In the kitchen was a cook stove, a coffee boiler, a tea boiler, four small boilers, a large iron grill for the fireplace, twenty-three pans, eight steamers, and three sinks. In the pantry room were kettles, cake pans, and shape pans. The bar room had a sideboard, some writing desks, an iron chest, eleven chairs, and four settees, along with a map of the world, two lamps, a looking glass, and nine decanters.

In 1859 Enoch Ensley became the principal owner of the City Hotel. From Memucan H. Howard, the largest shareholder, he acquired 135 shares. He bought 119 shares from Lizinka Brown and, from several others, smaller amounts of stock. In October of 1859, Ensley owned 313 shares of stock with 79 shares remaining in other hands.

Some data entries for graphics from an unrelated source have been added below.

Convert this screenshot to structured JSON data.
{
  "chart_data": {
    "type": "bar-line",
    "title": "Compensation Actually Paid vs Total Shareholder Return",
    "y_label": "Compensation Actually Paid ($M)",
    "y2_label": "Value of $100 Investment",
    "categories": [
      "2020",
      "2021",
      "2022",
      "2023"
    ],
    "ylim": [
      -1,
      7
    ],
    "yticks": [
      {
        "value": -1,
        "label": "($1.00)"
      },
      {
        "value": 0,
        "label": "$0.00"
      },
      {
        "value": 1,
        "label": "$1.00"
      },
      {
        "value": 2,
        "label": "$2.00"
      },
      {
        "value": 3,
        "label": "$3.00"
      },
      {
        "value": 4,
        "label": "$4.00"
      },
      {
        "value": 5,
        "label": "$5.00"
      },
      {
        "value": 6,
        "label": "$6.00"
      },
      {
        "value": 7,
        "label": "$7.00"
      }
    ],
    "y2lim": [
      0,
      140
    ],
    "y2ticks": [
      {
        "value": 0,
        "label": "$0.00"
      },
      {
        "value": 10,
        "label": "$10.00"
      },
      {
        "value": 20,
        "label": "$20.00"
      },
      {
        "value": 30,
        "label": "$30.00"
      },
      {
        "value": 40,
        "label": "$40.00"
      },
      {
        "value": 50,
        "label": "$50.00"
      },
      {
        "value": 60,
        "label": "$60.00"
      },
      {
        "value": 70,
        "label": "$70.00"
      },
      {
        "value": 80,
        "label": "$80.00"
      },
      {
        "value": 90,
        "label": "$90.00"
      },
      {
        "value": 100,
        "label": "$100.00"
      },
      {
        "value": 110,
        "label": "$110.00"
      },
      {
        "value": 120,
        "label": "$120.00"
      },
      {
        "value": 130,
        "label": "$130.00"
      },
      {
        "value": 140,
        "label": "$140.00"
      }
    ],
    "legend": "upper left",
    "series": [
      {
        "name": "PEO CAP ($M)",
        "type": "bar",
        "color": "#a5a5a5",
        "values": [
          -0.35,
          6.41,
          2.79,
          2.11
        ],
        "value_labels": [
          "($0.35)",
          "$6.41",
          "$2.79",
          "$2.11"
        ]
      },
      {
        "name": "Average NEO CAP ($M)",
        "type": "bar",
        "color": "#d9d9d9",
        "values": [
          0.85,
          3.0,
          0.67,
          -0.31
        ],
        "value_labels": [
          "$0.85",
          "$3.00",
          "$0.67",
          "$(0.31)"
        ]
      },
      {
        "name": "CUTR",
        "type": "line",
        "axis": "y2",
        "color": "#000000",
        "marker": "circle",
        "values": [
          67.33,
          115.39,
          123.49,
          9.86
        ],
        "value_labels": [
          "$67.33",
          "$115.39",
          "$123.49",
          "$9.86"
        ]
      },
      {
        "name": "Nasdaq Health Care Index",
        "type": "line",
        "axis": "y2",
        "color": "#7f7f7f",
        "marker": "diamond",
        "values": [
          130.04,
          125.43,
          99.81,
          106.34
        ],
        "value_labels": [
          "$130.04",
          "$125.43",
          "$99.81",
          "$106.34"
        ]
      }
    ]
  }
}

James R. Winbourn and his mother Mary B. Winbourn leased the City Hotel in December of 1861 from Enoch Ensley. In February of 1866 the Winbourns sold their interests in the City Hotel to Hare and Roberts. During their proprietorship at the City Hotel, Mary Winbourn managed the hotel while her son James took care of a farm the Winbourns had purchased in order to supply vegetables and milk for the hotel.

Enoch Ensley died in 1866 and the property was bequeathed to his son Enoch Ensley, Jr. Sometime in the 1870s the City Hotel was torn down. Enoch Ensley, Jr., sold the former City Hotel property in 1879 for the sum of $82,500 to William Watkins of Todd County, KY. Today that site is between the Woodland Street and Victory Memorial Bridges, east of the present courthouse, overlooking the Gay Street Connector and the Cumberland River.